The first use of the barrier at Thornhill was on the 22nd February 1968. Don Northcroft and John Bennie (both the late), myself and one other (I can't remember my no.2) were tasked to do different timed low level 'nav ex's' as pairs and then meet up at Beatrice ( south of Salisbury ) and return as a battle formation four aircraft to Thornhill, which was successfully accomplished.

We then approached for a battle break from the north for runway 13. Don was the lead a/c with me at no. 3 ; I think the air traffic controller was Bill Caldwell!! On downwind I kept on having to increase my power to maintain the normal downwind speed, which seemed rather odd as the power setting R.P.M. seemed far too high for the required speed. Only on the final approach when we were all cleared to land did I see just how close I was getting to the no. 2 (John Bennie).

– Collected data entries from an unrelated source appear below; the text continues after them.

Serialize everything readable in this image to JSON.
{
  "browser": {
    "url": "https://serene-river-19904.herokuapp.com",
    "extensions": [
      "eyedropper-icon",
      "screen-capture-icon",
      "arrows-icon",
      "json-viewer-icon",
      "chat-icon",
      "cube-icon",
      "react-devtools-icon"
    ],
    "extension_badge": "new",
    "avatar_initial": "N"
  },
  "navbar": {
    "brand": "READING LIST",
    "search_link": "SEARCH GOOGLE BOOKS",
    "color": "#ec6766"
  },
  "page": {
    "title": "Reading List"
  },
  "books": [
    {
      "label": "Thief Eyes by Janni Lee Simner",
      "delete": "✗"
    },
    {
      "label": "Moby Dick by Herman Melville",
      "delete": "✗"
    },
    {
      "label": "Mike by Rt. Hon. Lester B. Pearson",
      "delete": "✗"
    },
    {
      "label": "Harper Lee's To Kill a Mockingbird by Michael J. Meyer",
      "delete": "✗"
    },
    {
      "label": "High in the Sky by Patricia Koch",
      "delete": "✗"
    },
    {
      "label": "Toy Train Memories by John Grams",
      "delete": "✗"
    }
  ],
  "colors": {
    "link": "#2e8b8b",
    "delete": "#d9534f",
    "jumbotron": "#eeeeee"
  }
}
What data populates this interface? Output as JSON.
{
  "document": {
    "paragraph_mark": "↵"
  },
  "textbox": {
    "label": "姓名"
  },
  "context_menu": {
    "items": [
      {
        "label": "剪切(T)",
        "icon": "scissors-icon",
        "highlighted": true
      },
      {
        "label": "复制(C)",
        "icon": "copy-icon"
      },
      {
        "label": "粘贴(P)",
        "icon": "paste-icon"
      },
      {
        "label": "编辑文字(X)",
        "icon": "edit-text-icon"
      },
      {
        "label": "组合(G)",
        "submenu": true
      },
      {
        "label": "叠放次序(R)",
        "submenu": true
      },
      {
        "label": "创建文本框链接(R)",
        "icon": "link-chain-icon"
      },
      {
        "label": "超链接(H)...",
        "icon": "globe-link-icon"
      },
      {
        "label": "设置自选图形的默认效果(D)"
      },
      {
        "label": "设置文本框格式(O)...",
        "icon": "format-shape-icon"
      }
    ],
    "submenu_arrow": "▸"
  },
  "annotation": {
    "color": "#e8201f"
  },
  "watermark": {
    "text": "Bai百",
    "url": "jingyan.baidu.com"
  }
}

However everything then was happening so quickly. I touched down and skipped along the ground quite merrily. At this stage I was committed to the landing and could not overshoot. I streamed the breaking parachute and I felt a fraction of a deceleration before it tore and streamed behind giving no help at all. At this stage I told both a/c ahead of me to stay on their respective sides of the runway, as I was approaching them with plenty of overtake.

I passed the no. 2 and weaved through the gap to the other side of the runway and then overtook the lead a/c. I called 'PRACTICE BARRIER BARRIER BARRIER ',which was often done to practise A.T.C.'s reactions, and then I said 'No I mean BARRIER BARRIER BARRIER' Immediately the arrester barrier went up and shortly thereafter I engaged it. As you can see from the photo the overshoot area's grass had not even been cut, as the barrier had not been used before.

Hunter in the barrier

Coincidentally from the formation break to the touch downs all had been observed from outside the Flying Wing offices' by O.C.F.W. himself, the then Wg. Cdr. Chris Dams.

There was minimal damage to Hunter 122, but where the cables had arrested the a/c at the air intake, took a good length of time to repair to once again receive laminar air flow into the engine intake. The rubber grommet at the pitot tube had lifted away resulting in a reduced airflow ( pressure ) to the air speed indicator (A.S.I.) resulting in a considerable under-reading. I probably landed +- 40 kts. too high. So in retrospect I could have done an overshoot and then done a formation landing, but my fuel shortage, the time to get another a/c into the air etc. was too much and my commitment to landing had already been made.

Hunter 122 came to a stop 135 yds. into the grass, which was definitely better than being on the White Waters dam road!! It was an interesting day with the vision of that memory still very clear in my mind to this day.